Amid the imperative to foster employee well-being lies a paradox: HR professionals entrusted with championing organizational culture and employee engagement often grapple with their own mental health challenges.

Most HR professionals take pride in their work (95 percent) and say their roles are a moderate or large part of their identity (77 percent). But SHRM’s research found that 47 percent of HR professionals say working in HR has hurt their mental health and well-being. Additionally, slightly more than half (52 percent) of HR professionals would not recommend a job in HR to someone who struggles with their mental health, and 75 percent say working in HR is emotionally exhausting.

Managing expectations, navigating emotionally charged situations and bridging the gap between leadership vision and employee realities all contribute to the emotional toll of working in HR.

Navigating Sacrifices and Stigma

Compounding these challenges is the pervasive workplace culture of sacrificing personal well-being for professional advancement. Many employees, particularly women, tolerate toxic work environments and forgo vacation time to protect their jobs or advance their careers. This reality underscores the urgent need for organizations to put employee welfare ahead of short-term organizational gains.

According to SHRM’s research, more than half of workers feel pressured to prioritize organizational well-being over personal well-being (52 percent). Specifically, 71 percent of women and 61 percent of men have tolerated difficult co-workers and bosses to protect their jobs. Furthermore, 43 percent of workers have delayed or decided against taking vacation time or other time off to protect their jobs.

A Road Map to Action for HR Leaders

To address these pressing challenges and promote a culture of well-being, HR leaders must take the following proactive steps:

1. Invest in Awareness and Education: Ensure employees know about available mental health resources and how to access them. Provide comprehensive training for HR professionals and managers on recognizing, addressing and supporting people with mental health issues in the workplace.

2. Normalize Conversations Around Mental Health: Foster an open and inclusive environment where employees feel comfortable discussing mental health concerns without fear of stigma or reprisal. Encourage leaders to model healthy behaviors and prioritize self-care.

3. Enhance Support Systems: Expand mental health benefits and resources to better meet employees’ diverse needs. Offer flexible policies, such as paid time off, mental health days and remote-work options, to promote work/life balance and reduce employee stress.

4. Address Organizational Culture: Align organizational values with actions by demonstrating a genuine commitment to employee well-being at all levels. Implement policies and practices that prioritize mental health and foster a supportive, compassionate workplace culture.

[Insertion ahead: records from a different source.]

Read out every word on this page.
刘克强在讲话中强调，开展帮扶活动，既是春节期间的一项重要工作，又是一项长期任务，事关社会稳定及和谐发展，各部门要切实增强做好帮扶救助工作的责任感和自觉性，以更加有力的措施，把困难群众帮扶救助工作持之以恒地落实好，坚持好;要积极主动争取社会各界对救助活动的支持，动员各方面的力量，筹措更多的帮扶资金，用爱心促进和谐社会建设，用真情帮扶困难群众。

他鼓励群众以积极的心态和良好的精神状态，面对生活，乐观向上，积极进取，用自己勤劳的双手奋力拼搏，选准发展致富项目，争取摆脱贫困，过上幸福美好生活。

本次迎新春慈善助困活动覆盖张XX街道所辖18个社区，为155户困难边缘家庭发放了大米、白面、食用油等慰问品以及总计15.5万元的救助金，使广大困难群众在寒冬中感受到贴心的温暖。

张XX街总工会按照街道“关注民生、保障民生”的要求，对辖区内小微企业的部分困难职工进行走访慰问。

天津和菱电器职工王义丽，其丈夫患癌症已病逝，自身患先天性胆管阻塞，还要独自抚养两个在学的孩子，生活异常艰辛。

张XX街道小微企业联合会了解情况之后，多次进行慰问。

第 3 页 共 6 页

5. Promote Self-Care and Boundaries: Encourage HR professionals and managers to prioritize their own well-being and establish healthy boundaries. Provide resources and support for coping with stress, managing workloads and seeking assistance when needed.

By prioritizing mental health initiatives and creating a culture of support, HR leaders can enhance employee well-being and drive organizational success in the long term. Recognizing the inherent value of investing in the mental health of employees and leaders alike is a moral imperative and ultimately a strategic advantage in today’s competitive business landscape.